Several algorithms are available for predicting the secondary structure of a protein based on its known primary amino acid sequence, e.g. the Chou-Fasman approach. Explain the principle of how this approach works.

Réponse: Each residue has its characteristic likelihood to be located in a helix/sheet/loop etc (calculated based on information from known structures). For a chosen stretch of amino acid residues in the new sequence (10-20 residues) these probabilities are summed up and normalized. This procedure is repeated for the next stretch of residues and so on.

Does a hydrophobic (as compared with water) environment increase or decrease the pKa value of a basic amino acid side-chain? Give reasons for your answer.

Réponse: In a hydrophobic environment charges are disfavored, therefore the protonated/deprotonated equilibrium of a basic reside will be shifted towards the deprotonated state. Consequently, the pKa will decrease.

Serine proteases represent an important class of proteases. Next to the catalytically active serine residue these proteases display an oxyanion hole. Which role do you expect for the oxyanion hole related to the transition state and the proteolysis reaction?

Réponse: The oxyanion hole binds to the oxygen atom of the peptide bond that is about to be split. This oxygen carries a stronger (partial) negative charge in the transition state (“oxyanion”) as compared to the substrate. Consequently the oxyanion hole stabilizes the transition state.

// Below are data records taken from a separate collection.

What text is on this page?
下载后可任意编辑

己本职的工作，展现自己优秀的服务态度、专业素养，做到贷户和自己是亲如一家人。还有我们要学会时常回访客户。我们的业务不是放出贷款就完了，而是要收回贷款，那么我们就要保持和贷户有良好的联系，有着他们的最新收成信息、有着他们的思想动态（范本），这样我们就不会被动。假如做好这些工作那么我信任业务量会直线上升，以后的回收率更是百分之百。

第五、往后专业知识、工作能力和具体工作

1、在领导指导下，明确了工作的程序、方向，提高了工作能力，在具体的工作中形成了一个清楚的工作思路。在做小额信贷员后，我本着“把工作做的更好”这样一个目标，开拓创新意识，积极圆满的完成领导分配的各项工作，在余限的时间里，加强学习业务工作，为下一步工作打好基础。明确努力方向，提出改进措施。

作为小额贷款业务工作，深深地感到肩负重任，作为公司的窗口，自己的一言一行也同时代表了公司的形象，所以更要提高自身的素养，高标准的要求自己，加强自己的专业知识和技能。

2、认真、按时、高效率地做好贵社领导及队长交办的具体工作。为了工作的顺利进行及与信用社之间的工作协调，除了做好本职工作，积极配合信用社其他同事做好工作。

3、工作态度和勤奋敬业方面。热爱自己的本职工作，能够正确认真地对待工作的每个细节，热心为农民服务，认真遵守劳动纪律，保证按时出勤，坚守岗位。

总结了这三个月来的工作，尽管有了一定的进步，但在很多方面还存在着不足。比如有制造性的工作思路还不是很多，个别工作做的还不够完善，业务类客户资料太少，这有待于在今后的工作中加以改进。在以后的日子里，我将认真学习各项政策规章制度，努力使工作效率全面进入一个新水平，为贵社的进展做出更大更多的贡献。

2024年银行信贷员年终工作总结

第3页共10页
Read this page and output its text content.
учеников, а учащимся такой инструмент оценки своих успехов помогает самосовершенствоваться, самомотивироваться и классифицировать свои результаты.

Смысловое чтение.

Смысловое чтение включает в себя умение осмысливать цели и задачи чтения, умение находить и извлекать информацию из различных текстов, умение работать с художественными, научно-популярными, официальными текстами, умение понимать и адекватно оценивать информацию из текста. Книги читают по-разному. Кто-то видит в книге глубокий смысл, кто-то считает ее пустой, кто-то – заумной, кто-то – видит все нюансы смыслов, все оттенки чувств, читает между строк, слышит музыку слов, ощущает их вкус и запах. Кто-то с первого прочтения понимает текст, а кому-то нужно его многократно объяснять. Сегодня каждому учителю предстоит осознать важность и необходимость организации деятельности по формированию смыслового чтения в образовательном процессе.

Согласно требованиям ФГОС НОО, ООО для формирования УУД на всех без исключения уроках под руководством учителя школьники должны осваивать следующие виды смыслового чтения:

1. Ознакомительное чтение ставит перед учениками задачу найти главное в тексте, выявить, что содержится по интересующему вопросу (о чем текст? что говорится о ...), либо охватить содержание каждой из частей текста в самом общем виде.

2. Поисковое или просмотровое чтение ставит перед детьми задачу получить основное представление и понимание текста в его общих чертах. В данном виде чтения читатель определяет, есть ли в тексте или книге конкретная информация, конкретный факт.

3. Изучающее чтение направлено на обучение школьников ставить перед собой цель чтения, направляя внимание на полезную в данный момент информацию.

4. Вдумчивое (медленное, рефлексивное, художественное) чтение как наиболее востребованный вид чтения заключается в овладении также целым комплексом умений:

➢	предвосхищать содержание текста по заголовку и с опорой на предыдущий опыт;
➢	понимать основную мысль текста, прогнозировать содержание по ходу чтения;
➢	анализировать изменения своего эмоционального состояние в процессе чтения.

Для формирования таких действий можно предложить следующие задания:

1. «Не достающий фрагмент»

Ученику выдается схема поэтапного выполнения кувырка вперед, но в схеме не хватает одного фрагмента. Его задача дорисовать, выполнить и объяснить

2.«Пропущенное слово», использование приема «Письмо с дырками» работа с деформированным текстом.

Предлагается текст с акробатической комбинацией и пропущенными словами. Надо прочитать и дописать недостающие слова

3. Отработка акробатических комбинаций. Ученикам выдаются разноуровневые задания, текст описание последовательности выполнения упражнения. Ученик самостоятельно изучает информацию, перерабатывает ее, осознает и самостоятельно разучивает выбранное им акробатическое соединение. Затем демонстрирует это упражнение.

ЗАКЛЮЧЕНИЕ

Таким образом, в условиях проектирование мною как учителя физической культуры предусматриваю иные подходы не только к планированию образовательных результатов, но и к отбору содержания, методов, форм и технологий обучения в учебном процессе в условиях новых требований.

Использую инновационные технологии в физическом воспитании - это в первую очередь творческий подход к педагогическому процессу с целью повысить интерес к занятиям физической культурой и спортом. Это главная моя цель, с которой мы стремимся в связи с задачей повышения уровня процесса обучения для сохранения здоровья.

Interactions between an inhibitor and a protein can be characterized by the KI value. What is a KI value? Give an equation and explain in words. The inhibitor I binds to the enzyme E in a 1:1 ratio. You know the KI value, 10^-5 M. What percentage of enzyme molecules has the inhibitor bound if [I] = 10^-4 M or 10^-7 M, respectively?

Réponse: KI = [I[E]/[IE] It represents the equilibrium dissociation constant of the inhibitor. With [I] = 10^-4 90 % of the enzyme molecules have the Inhibitor bound With [I] = 10^-7 1 % of the enzyme molecules have the inhibitor bound

Explain the molecular mechanism of the reversible switch employed by G-proteins.

Réponse: These proteins switch back and forth between a GTP and a GDP bound state. If GTP is bound the terminal phosphate forms hydrogen bonds that move a protein domain, if GTP is hydrolyzed and replaced by GDP then this phosphate is not present, the hydrogen bond not formed and the domain moves back. This structure change can be used for signal transduction.